Mukhlis mengaitkan konsep ini dengan hadis Nabi Muhammad SAW tentang amal yang pahalanya tidak terputus. Kebijakan publik, menurutnya adalah amal yang berdampak luas. “Saya menggunakan istilah jariah kebijakan, ini lebih dahsyat dari sedekah jariah,” katanya saat membuka Workshop Taman Bacaan Masyarakat yang diselenggarakan Lembaga Budaya Seni dan Olahraga PW Aisyiyah DKI Jakarta di Perpustakaan HB Yasin, Taman Ismail Marzuki, Jakarta Pusat, Sabtu (22/11/2025). 

Dia mengatakan, selama suatu kebijakan dijalankan dan memberi manfaat bagi banyak orang, nilai kebaikannya terus mengalir kepada pihak yang merumuskannya.

Contohnya berbagai program Pemprov DKI yang hingga kini menjadi penopang hidup warga Jakarta: KJP, KJMU, Bantuan Operasional Tempat Ibadah (BOTI), serta kebijakan layanan Transjakarta gratis yang diatur dalam Pergub Nomor 33 Tahun 2025. Aturan tersebut memperluas akses transportasi yang aman dan terjangkau sekaligus mendorong warga beralih ke angkutan umum.

Milad 117 H Muhammadiyah

Pergub itu menetapkan 15 kelompok penerima manfaat, mulai dari peserta didik pemegang KJP Plus dan KJMU, penerima bantuan sosial anak, penghuni rusunawa, kader PKK, PJLP, pegawai non-ASN, ASN dan pensiunan, penyandang disabilitas, lansia, veteran, pemegang Kartu Pekerja Jakarta, pendidik dan tenaga kependidikan PAUD, penjaga rumah ibadah, warga Kepulauan Seribu, hingga juru pemantau jentik serta pengurus karang taruna, dasawisma, posyandu, dan anggota TNI-Polri.

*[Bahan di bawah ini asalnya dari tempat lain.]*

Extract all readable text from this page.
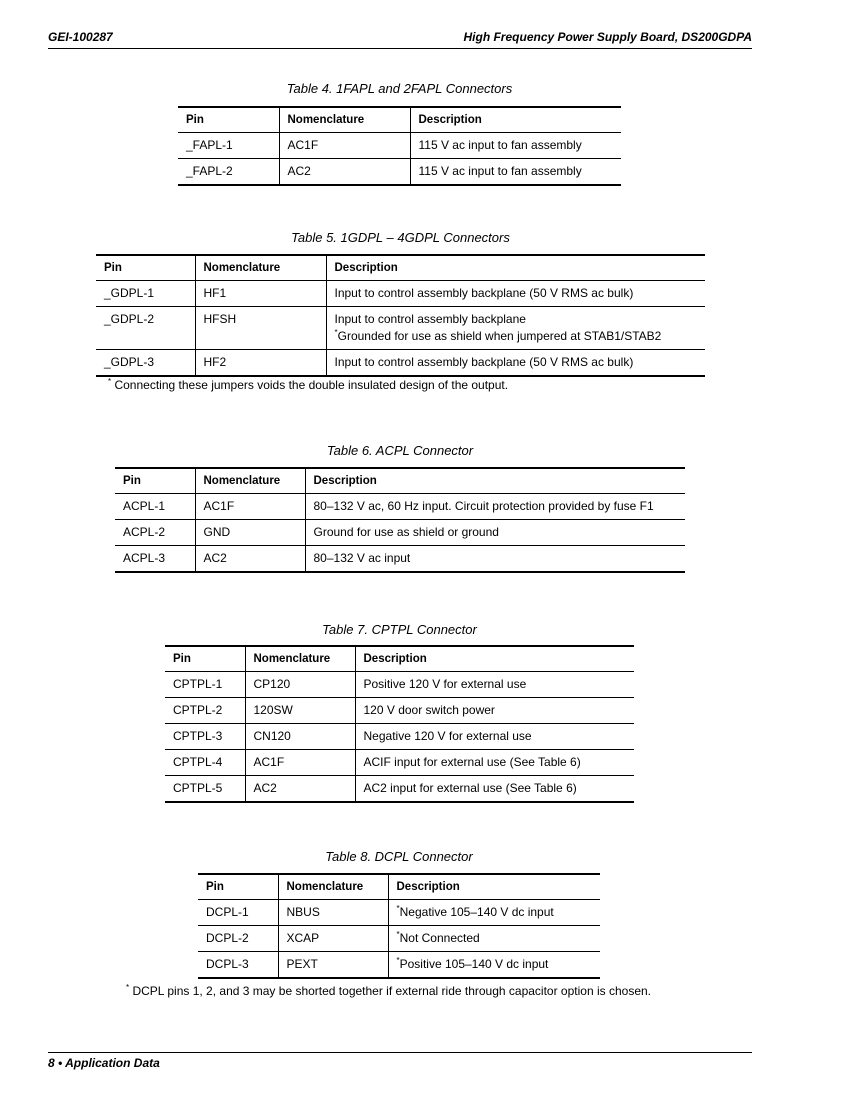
GEI-100287	High Frequency Power Supply Board, DS200GDPA
Table 4. 1FAPL and 2FAPL Connectors
Pin	Nomenclature	Description
_FAPL-1	AC1F	115 V ac input to fan assembly
_FAPL-2	AC2	115 V ac input to fan assembly
Table 5. 1GDPL – 4GDPL Connectors
Pin	Nomenclature	Description
_GDPL-1	HF1	Input to control assembly backplane (50 V RMS ac bulk)
_GDPL-2	HFSH	Input to control assembly backplane
*Grounded for use as shield when jumpered at STAB1/STAB2

_GDPL-3	HF2	Input to control assembly backplane (50 V RMS ac bulk)
* Connecting these jumpers voids the double insulated design of the output.
Table 6. ACPL Connector
Pin	Nomenclature	Description
ACPL-1	AC1F	80–132 V ac, 60 Hz input. Circuit protection provided by fuse F1
ACPL-2	GND	Ground for use as shield or ground
ACPL-3	AC2	80–132 V ac input
Table 7. CPTPL Connector
Pin	Nomenclature	Description
CPTPL-1	CP120	Positive 120 V for external use
CPTPL-2	120SW	120 V door switch power
CPTPL-3	CN120	Negative 120 V for external use
CPTPL-4	AC1F	ACIF input for external use (See Table 6)
CPTPL-5	AC2	AC2 input for external use (See Table 6)
Table 8. DCPL Connector
Pin	Nomenclature	Description
DCPL-1	NBUS	*Negative 105–140 V dc input
DCPL-2	XCAP	*Not Connected
DCPL-3	PEXT	*Positive 105–140 V dc input
* DCPL pins 1, 2, and 3 may be shorted together if external ride through capacitor option is chosen.
8 • Application Data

Mukhlis pun menyampaikan apresiasi kepada PW Aisyiyah DKI Jakarta yang dinilainya konsisten menghadirkan kegiatan inovatif melalui dukungan dana hibah Pemprov DKI. Menurutnya, setiap program yang dijalankan Aisyiyah selalu menghadirkan pendekatan baru dan tidak mengulang pola kegiatan yang sama.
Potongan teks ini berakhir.